Trecho do livro “Nós estamos grávidos”:

O tipo de ajuda que as pessoas oferecem é de grande importância. (…) No entanto, é comum a mulher que acabou de ter um filho se ver cercada de muitas pessoas “bem-intencionadas” – amigos, tias, mãe, sogra, babás especializadas em recém-nascidos – que sempre têm um palpite certo para dar ou uma maneira melhor para ensinar. Isso deixa a mãe confusa e atrapalhada, com dificuldade de saber selecionar o que pode aproveitar ou o que deve descartar. A grande diversidade de palpites e opiniões bloqueia a intuição e a sensibilidade da mãe.

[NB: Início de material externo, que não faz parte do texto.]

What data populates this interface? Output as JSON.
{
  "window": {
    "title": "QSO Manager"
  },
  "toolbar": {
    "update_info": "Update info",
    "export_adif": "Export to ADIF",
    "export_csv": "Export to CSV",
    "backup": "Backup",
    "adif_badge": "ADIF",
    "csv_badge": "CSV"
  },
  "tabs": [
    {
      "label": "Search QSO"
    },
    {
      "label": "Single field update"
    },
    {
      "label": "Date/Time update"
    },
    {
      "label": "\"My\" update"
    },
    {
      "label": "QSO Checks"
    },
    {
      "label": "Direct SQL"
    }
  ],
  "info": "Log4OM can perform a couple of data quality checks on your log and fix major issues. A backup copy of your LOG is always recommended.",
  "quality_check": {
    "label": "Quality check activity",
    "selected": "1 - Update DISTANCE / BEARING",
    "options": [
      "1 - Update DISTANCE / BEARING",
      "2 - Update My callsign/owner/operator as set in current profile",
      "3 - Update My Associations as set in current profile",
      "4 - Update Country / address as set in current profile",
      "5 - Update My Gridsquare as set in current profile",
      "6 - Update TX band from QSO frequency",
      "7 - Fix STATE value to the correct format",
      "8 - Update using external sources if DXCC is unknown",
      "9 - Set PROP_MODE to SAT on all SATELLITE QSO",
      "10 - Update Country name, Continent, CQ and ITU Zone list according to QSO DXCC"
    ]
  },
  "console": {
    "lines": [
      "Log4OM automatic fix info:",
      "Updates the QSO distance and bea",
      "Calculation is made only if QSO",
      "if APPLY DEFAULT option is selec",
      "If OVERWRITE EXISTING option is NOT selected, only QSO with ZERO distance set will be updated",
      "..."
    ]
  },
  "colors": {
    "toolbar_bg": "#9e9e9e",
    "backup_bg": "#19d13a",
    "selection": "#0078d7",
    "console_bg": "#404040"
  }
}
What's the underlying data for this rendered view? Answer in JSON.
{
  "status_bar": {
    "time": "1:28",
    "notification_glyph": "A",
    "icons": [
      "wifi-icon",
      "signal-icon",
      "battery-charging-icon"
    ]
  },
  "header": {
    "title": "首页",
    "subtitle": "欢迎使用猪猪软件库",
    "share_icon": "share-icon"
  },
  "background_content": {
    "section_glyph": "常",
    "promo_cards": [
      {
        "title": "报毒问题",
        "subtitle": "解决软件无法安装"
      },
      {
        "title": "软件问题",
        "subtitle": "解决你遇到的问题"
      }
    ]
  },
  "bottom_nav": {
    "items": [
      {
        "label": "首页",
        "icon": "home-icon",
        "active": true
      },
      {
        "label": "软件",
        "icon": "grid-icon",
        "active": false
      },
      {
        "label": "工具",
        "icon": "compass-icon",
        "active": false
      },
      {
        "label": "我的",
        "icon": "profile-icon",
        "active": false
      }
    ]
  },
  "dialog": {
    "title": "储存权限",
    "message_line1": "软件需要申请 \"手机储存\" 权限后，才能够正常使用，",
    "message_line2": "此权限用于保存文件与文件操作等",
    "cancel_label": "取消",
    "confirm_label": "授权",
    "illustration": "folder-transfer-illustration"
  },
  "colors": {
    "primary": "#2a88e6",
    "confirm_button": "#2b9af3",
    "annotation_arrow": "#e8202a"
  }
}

Muitas vezes, as pessoas que oferecem ajuda colocam-se em posição de superioridade frente à mãe: “Eu tenho muita experiência com bebês, sei do que necessitam”; “já criei cinco filhos”; “sei como lidar com crianças melhor que você que só tem teoria na cabeça” são frases que fazem com que a mãe se sinta ainda mais insegura, inadequada e incompetente. A mãe, a sogra, a tia ou a babá sabem mais, têm mais prática, e a ulher fica como espectadora, entregando o filho aos cuidados de uma outra pessoa para deixá-lo “a salvo”. Dessa forma, perde a oportunidade de entrar em sintonia com ele.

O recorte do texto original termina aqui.